I'm using scrapy-playwright to scrape a page, and it is only returning 3 of the pages and giving WARNING: Closing page due to failed request: on the other 48.
import scrapy
from urllib.parse import quote
class PwspiderSpider(scrapy.Spider):
name = 'pwspider'
def start_requests(self):
yield scrapy.Request('https://wearpact.com/men/apparel', meta={'playwright': True})
def parse(self, response):
products = response.xpath('//div[@class="card product"]/a/@href').getall()
print(products)
for product in products:
yield scrapy.Request(url='https://wearpact.com' + product,
meta={'playwright': True},
callback=(self.parse_product)
)
def parse_product(self, response):
yield {
'link': response.url,
# 'img': 'https:' + response.xpath(".//div[@class='product-images']//img/@src").get(),
# 'title': response.xpath("//div[@class='product-title']/text()").get(),
# 'price': response.xpath("//div[@class='product-price']/div/text()").get(),
}
The start.Request seems to work fine, because I can print the returned products fine.
Then when I send the URLs to the parse_product, it is only successfully scraping 3 of the 51 urls and returning a timeout on the other 48.
When I remove the meta={'playwright': True}, from the scrapy.Request that goes to parse_products then the response.url returns fine, so it seems like it is something in playwright that is timing-out, and without using playwright there is no timeout.

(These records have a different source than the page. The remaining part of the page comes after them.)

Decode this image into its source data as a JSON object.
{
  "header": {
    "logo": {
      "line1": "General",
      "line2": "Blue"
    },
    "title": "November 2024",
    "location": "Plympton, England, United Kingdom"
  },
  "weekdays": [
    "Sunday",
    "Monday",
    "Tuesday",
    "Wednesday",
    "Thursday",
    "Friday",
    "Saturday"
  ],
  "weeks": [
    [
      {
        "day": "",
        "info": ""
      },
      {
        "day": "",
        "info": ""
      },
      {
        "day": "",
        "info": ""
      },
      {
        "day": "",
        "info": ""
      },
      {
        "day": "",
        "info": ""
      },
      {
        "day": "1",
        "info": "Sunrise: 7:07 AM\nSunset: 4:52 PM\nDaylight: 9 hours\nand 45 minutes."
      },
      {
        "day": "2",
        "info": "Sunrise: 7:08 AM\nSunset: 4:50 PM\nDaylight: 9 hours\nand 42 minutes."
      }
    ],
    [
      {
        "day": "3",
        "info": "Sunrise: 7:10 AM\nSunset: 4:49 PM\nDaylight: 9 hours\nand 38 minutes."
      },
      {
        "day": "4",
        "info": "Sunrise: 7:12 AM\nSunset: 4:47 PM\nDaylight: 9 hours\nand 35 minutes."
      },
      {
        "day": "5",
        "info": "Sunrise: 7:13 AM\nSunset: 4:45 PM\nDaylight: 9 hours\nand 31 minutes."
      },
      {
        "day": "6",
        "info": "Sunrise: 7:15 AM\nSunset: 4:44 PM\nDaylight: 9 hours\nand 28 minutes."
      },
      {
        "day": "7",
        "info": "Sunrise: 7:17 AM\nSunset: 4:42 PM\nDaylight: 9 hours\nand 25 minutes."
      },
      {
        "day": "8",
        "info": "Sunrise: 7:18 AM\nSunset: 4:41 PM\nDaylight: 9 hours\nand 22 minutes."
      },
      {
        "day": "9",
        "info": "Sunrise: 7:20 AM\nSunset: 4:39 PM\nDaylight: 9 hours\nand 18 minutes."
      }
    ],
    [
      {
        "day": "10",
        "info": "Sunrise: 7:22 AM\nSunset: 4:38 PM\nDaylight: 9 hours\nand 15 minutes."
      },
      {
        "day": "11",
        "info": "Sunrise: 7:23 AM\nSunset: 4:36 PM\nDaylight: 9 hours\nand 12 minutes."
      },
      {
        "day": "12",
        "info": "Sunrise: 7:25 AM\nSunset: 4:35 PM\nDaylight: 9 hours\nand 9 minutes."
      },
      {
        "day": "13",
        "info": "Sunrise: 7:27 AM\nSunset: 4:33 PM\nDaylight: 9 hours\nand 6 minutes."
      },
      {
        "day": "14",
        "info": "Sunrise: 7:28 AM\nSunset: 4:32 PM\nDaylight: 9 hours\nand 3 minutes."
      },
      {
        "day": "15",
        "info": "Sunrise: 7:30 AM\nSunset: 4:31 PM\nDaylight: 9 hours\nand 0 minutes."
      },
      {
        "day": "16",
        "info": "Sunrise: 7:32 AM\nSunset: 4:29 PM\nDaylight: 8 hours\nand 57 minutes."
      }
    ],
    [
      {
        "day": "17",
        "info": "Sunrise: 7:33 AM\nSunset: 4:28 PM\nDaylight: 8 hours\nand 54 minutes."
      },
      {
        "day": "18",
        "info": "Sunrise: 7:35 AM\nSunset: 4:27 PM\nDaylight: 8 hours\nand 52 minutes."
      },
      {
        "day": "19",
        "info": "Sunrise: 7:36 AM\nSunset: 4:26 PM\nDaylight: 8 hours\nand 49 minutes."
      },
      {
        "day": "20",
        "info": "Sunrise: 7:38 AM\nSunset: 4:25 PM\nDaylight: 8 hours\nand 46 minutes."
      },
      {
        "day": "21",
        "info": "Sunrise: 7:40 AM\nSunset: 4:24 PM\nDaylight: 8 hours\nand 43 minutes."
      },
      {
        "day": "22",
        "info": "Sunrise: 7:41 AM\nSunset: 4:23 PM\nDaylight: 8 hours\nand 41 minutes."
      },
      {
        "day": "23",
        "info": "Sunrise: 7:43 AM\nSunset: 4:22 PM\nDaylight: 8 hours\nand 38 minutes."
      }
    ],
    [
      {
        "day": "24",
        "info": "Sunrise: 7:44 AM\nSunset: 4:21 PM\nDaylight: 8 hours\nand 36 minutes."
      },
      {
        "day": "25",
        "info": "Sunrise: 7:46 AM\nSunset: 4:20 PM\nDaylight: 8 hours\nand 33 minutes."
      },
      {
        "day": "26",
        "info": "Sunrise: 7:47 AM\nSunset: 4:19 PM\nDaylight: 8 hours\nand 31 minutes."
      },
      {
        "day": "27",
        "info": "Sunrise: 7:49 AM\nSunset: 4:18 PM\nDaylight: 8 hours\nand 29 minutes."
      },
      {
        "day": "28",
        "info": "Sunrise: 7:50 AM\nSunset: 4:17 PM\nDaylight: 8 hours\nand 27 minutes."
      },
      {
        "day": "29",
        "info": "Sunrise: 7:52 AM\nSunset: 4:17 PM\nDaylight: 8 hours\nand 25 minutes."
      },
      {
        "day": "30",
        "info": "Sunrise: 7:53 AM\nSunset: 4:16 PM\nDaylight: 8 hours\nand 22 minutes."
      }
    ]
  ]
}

I tried adding these settings:
PLAYWRIGHT_MAX_CONTEXTS = 1
# Set the page load timeout
PLAYWRIGHT_PAGE_LOAD_TIMEOUT = 60 # 60 seconds
# Set the script evaluation timeout
PLAYWRIGHT_SCRIPT_TIMEOUT = 60 # 60 seconds
# Set the selector timeout
PLAYWRIGHT_SELECTOR_TIMEOUT = 30 # 30 seconds
###
I also tried using urllib to use quote() encoding, and that didn't seem to make a difference.
Here is the log showing the WARNING for the timeout:
item_scraped_count': 3,
'log_count/DEBUG': 23256,
'log_count/ERROR': 48,
'log_count/INFO': 19,
'log_count/WARNING': 48,
Here is the downloaders:
downloader/exception_count': 48,
'downloader/exception_type_count/playwright._impl._api_types.TimeoutError': 48,
'downloader/request_bytes': 19880,
'downloader/request_count': 53,
'downloader/request_method_count/GET': 53,
'downloader/response_bytes': 1590559,
'downloader/response_count': 5,
'downloader/response_status_count/200': 5,
The 5 status 200 successes are robots.txt, the start_url, and the 3 successes.
The pages to be scraped sometimes has an email capture popup. Could it be something that simple? But then why would it work on 3 pages and then timeout on the rest?